On 15 September, the owners invoiced the sellers for freight of US$131,550.01. The sellers, in turn, invoiced the buyers for the same amount, plus the full price of the goods (US$ 705,586.42), requesting payment within three banking days. They pointed out 17 September was the last day for payment, and warned the buyers that owners would not release the bill of lading until they received full payment.

Buyers requested a change to the issued invoice, so that payment could be routed via New York. The buyers sent a copy of a SWIFT payment order for US$100,000. However, the payment order had a value date for only Monday 22 September.

The sellers emailed the buyers stating that the vessel could not proceed to berth until owners had received 100% freight under the charterparty, and discharge would not begin until sellers had received full payment for their goods under the Contract.

When the vessel arrived at Benghazi, the funds had still not been received. The sellers asked the buyers to investigate. It transpired that payment had not been completed by the bank in New York because of sanctions requirements in relation to Iran and Syria.

Six days later, the sellers finally received the US$100,000 less bank charges, and paid the owners, however, a balance of US$31,610.01 for freight remained unpaid. The owners released the original bill of lading after the sellers gave the owners a guarantee for payment of the outstanding freight.

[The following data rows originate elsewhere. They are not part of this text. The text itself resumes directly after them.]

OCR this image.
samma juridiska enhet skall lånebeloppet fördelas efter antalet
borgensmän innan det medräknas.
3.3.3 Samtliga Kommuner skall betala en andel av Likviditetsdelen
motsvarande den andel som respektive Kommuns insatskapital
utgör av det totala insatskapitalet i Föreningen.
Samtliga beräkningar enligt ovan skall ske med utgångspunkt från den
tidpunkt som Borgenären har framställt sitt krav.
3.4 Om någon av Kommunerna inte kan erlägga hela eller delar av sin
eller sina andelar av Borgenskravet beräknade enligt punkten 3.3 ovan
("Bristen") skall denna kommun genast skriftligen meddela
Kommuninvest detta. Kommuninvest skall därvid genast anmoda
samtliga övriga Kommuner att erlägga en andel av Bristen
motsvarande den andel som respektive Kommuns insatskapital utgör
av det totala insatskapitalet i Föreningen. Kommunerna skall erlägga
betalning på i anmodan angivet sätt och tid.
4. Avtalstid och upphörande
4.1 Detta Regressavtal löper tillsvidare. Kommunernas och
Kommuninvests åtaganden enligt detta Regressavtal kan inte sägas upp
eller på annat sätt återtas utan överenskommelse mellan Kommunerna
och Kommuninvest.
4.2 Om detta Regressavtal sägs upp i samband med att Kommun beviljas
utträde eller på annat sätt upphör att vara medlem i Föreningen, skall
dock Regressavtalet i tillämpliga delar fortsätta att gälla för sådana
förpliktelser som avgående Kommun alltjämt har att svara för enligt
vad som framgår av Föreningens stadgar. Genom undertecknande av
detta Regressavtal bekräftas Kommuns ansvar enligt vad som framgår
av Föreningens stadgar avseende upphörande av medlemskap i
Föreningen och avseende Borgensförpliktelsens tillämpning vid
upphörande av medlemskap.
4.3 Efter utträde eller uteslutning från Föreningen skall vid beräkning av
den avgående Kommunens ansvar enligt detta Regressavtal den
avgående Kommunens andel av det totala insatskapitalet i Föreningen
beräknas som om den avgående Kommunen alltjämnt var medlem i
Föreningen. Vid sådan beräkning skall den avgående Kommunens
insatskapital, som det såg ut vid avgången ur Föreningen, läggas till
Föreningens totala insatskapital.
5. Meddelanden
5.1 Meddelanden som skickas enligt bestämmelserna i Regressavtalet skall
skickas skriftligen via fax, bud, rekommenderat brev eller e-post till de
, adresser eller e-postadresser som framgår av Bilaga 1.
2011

The sellers were then able to present the documents required by the sale contract at the buyers’ bank, which they did on 30 September. They received payment from the buyers the next day. Discharge was finally completed on 11 October.

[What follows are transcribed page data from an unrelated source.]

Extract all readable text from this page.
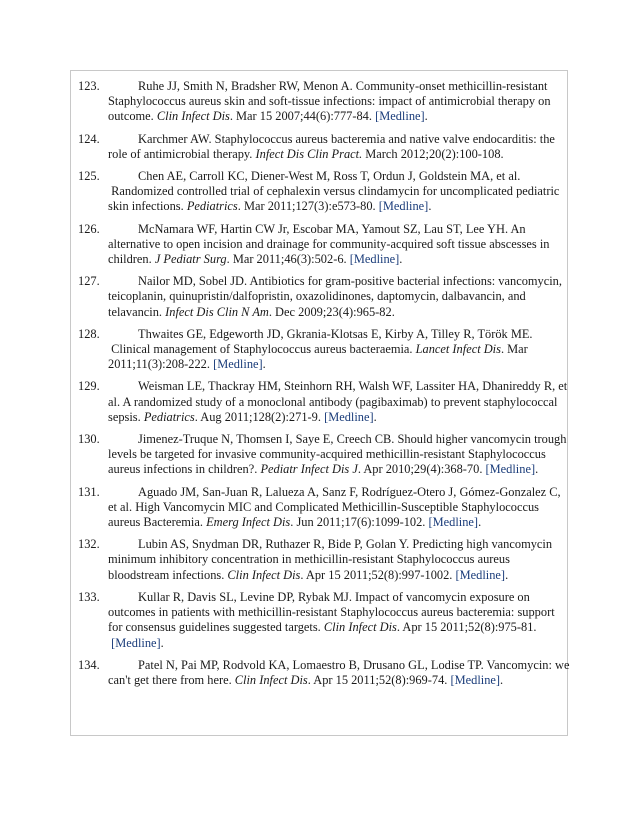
123.	Ruhe JJ, Smith N, Bradsher RW, Menon A. Community-onset methicillin-resistant Staphylococcus aureus skin and soft-tissue infections: impact of antimicrobial therapy on outcome. Clin Infect Dis. Mar 15 2007;44(6):777-84. [Medline].

124.	Karchmer AW. Staphylococcus aureus bacteremia and native valve endocarditis: the role of antimicrobial therapy. Infect Dis Clin Pract. March 2012;20(2):100-108.

125.	Chen AE, Carroll KC, Diener-West M, Ross T, Ordun J, Goldstein MA, et al. Randomized controlled trial of cephalexin versus clindamycin for uncomplicated pediatric skin infections. Pediatrics. Mar 2011;127(3):e573-80. [Medline].

126.	McNamara WF, Hartin CW Jr, Escobar MA, Yamout SZ, Lau ST, Lee YH. An alternative to open incision and drainage for community-acquired soft tissue abscesses in children. J Pediatr Surg. Mar 2011;46(3):502-6. [Medline].

127.	Nailor MD, Sobel JD. Antibiotics for gram-positive bacterial infections: vancomycin, teicoplanin, quinupristin/dalfopristin, oxazolidinones, daptomycin, dalbavancin, and telavancin. Infect Dis Clin N Am. Dec 2009;23(4):965-82.

128.	Thwaites GE, Edgeworth JD, Gkrania-Klotsas E, Kirby A, Tilley R, Török ME. Clinical management of Staphylococcus aureus bacteraemia. Lancet Infect Dis. Mar 2011;11(3):208-222. [Medline].

129.	Weisman LE, Thackray HM, Steinhorn RH, Walsh WF, Lassiter HA, Dhanireddy R, et al. A randomized study of a monoclonal antibody (pagibaximab) to prevent staphylococcal sepsis. Pediatrics. Aug 2011;128(2):271-9. [Medline].

130.	Jimenez-Truque N, Thomsen I, Saye E, Creech CB. Should higher vancomycin trough levels be targeted for invasive community-acquired methicillin-resistant Staphylococcus aureus infections in children?. Pediatr Infect Dis J. Apr 2010;29(4):368-70. [Medline].

131.	Aguado JM, San-Juan R, Lalueza A, Sanz F, Rodríguez-Otero J, Gómez-Gonzalez C, et al. High Vancomycin MIC and Complicated Methicillin-Susceptible Staphylococcus aureus Bacteremia. Emerg Infect Dis. Jun 2011;17(6):1099-102. [Medline].

132.	Lubin AS, Snydman DR, Ruthazer R, Bide P, Golan Y. Predicting high vancomycin minimum inhibitory concentration in methicillin-resistant Staphylococcus aureus bloodstream infections. Clin Infect Dis. Apr 15 2011;52(8):997-1002. [Medline].

133.	Kullar R, Davis SL, Levine DP, Rybak MJ. Impact of vancomycin exposure on outcomes in patients with methicillin-resistant Staphylococcus aureus bacteremia: support for consensus guidelines suggested targets. Clin Infect Dis. Apr 15 2011;52(8):975-81. [Medline].

134.	Patel N, Pai MP, Rodvold KA, Lomaestro B, Drusano GL, Lodise TP. Vancomycin: we can't get there from here. Clin Infect Dis. Apr 15 2011;52(8):969-74. [Medline].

Owing to the significant delay, owners claimed demurrage of US$70,917.84 against the sellers. The sellers brought arbitration proceedings against the buyers for the demurrage, arguing that the delay was due to the buyers’ failure to promptly pay the full freight. They argued if this had been done at least before the vessel reached Benghazi, the sellers would have been in a position to pay freight to the owners, which would have led to a speedier discharge and no losses.

The buyers denied liability. They argued that, whether or not they complied fully with their obligations under the Contract, the delay in discharging the vessel was due to the sellers’ failure to meet their obligations to pay freight due to the owners under the charterparty; an obligation independent of the Contract.

The freight invoices sent by the sellers required the buyers to make payment to the sellers, not to the owners - their obligation to pay the charterparty freight under the Contract was to pay it “as soon as possible”. Interpreted objectively, it followed that the buyers were also in breach of their obligations, though under the Contract, for not remitting the full freight to the sellers when requested, and in delaying the initial remittance of the US$100,000 part payment until 22 September 2014. But it did not follow from the buyers’ breach that they were responsible for demurrage.


The Tribunal held that, as CFR sellers and charterers of the vessel, the owners’ contractual partner was the sellers, not the buyers. Therefore, paying freight under the charterparty remained the sellers' responsibility. As such, the tribunal found that instead of taking steps to remit the overdue freight to the owners themselves, the sellers had wrongly decided to take the risk of the vessel’s discharge being delayed for non-payment. The sellers could not excuse themselves either by relying on cash flow difficulties. If they did not have sufficient working capital to meet their obligations under the charterparty, they should not have entered into the Contract. As it was, they did manage to find sufficient resources to arrange a guarantee for the balance of the freight, once an on-account payment had been made on 26 September 2014.

As for the buyers, their obligation to pay the charterparty freight under the Contract was to pay it “as soon as possible” which meant that the buyers also breached their obligations under the Contract for, firstly, not remitting the full freight to the sellers when requested, and, secondly, for delaying the initial part payment of US$100,000 until 22 September 2014. This did not, however, mean that the buyers were responsible for demurrage under the charterparty.

Accordingly, the sellers' decision not to promptly pay freight to the owners, or seek agreement with them to release the bill of lading, broke any chain of causation that existed between the buyers’ breach and owners under the Contract. The sellers, thereby, incurred a liability for demurrage that could have been otherwise avoided, and their claim against the buyers failed in its entirety.